Er hat mehr Möglichkeiten eröffnet, mehr Freiheit und einen höheren Lebensstandard für mehr Menschen als dies je zuvor der Fall war.

Ich bin also ein entschiedener Verfechter.

Wenn du “The Simple Path to Wealth” folgst, indem du in börsenkotierte Unternehmen investierst, bist du per se ein Anhänger des Kapitalismus. Vermutlich.

Ich weiss nicht, ob dies ein Buch über Kapitalismus per se ist, aber eines meiner Lieblingsbücher, das veranschaulicht, was ich soeben gesagt habe, heisst “Factfulness” und es wurde von einem Schweden geschrieben, der inzwischen verstorben ist.

Aber was er gemacht hat, ist 200 Jahre oder so zurückzuschauen und die Zahlen objektiv anzuschauen, oder?

Dinge wie Kindersterblichkeit, Todesfälle bei Kindern und die Sterberate bei Kindern, weisst du, die Lebenserwartung, das Einkommen und er hat die Verbesserungen gemessen.
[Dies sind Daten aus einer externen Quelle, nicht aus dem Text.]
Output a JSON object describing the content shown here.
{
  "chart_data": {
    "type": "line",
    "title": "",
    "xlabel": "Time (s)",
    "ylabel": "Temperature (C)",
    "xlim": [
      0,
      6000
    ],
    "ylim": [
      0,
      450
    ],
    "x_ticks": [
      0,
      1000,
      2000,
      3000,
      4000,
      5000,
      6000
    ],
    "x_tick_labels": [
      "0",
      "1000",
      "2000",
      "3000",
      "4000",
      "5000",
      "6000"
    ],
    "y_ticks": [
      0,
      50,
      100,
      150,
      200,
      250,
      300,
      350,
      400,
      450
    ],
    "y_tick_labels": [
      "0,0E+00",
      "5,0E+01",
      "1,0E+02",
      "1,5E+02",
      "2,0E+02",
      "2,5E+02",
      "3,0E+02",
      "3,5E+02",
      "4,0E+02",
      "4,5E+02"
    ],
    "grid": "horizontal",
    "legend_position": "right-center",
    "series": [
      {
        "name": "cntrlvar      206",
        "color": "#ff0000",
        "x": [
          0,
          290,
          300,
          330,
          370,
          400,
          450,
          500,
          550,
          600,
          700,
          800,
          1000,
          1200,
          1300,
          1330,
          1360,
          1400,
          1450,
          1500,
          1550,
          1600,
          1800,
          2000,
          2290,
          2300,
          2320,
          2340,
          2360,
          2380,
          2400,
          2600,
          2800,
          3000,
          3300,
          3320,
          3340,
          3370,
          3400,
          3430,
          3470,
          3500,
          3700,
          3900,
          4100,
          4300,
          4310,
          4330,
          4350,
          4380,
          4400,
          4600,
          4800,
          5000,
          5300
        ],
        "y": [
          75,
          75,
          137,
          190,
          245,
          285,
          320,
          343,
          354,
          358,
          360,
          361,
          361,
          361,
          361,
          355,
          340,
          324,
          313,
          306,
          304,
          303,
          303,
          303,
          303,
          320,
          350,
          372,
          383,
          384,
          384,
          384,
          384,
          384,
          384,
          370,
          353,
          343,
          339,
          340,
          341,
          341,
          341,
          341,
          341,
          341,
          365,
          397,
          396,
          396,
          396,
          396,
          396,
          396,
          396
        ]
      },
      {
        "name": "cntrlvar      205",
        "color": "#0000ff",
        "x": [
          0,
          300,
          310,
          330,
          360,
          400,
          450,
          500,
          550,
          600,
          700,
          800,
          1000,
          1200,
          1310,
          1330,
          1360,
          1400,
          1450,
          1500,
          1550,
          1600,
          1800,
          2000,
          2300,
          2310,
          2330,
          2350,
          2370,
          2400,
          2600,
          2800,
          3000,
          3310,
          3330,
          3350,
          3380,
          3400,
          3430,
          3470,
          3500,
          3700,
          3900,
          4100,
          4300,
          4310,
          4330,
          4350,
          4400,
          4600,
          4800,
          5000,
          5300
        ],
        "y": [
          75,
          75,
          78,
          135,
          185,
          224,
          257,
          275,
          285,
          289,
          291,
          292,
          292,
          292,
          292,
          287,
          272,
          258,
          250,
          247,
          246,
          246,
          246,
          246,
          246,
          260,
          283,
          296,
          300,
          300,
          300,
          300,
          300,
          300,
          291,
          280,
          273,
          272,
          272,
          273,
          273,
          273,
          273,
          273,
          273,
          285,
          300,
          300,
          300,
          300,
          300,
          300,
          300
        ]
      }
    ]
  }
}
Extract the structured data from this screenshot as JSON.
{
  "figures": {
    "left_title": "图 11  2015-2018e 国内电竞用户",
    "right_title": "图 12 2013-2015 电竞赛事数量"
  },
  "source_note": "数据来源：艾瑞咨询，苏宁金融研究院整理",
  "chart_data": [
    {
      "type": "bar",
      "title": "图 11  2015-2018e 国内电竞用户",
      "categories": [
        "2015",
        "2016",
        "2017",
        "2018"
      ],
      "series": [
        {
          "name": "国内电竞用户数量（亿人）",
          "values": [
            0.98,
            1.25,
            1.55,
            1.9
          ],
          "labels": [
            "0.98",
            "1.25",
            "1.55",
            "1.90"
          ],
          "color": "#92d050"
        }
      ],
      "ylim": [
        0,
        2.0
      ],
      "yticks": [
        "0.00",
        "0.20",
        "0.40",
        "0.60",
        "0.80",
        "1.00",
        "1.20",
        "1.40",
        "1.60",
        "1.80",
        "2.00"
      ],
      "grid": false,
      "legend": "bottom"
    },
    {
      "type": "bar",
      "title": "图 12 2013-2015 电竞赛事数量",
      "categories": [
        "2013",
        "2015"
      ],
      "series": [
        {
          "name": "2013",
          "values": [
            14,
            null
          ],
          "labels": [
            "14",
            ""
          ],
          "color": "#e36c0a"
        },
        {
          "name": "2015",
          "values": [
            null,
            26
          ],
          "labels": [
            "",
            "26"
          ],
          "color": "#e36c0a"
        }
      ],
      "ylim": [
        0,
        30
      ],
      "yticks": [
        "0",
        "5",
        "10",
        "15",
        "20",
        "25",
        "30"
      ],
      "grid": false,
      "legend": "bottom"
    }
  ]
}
Es steht ausser Frage, dass trotz Krieg, Gewalt und all diesen Dingen jeder einzelne Indikator deutlich besser geworden ist.

Wenn du also ein Gedankenexperiment machen würdest und sagen wir, weisst du, du könntest wählen, zu welchem Zeitpunkt in der Geschichte du geboren werden möchtest, für welchen würdest du dich entscheiden?

Ich würde sagen, wenn jemand eine andere Zeit in der Geschichte wählt als die jetzige, dann sollte er sich etwas besser mit Geschichte befassen, denn die Lage war noch nie besser.

Das bedeutet nicht, dass es keine Herausforderungen und Probleme gibt.

So gibt es sicherlich immer noch Menschen auf der Welt, die in bitterer Armut leben. Doch der Prozentsatz der Menschen, die in bitterer Armut leben, war noch nie so niedrig wie heute und er ist weiterhin rückläufig.

Sicherlich gibt es Herausforderungen, ökologische Herausforderungen, aber die Luft und das Wasser sind heute viel sauberer als in meiner Kindheit.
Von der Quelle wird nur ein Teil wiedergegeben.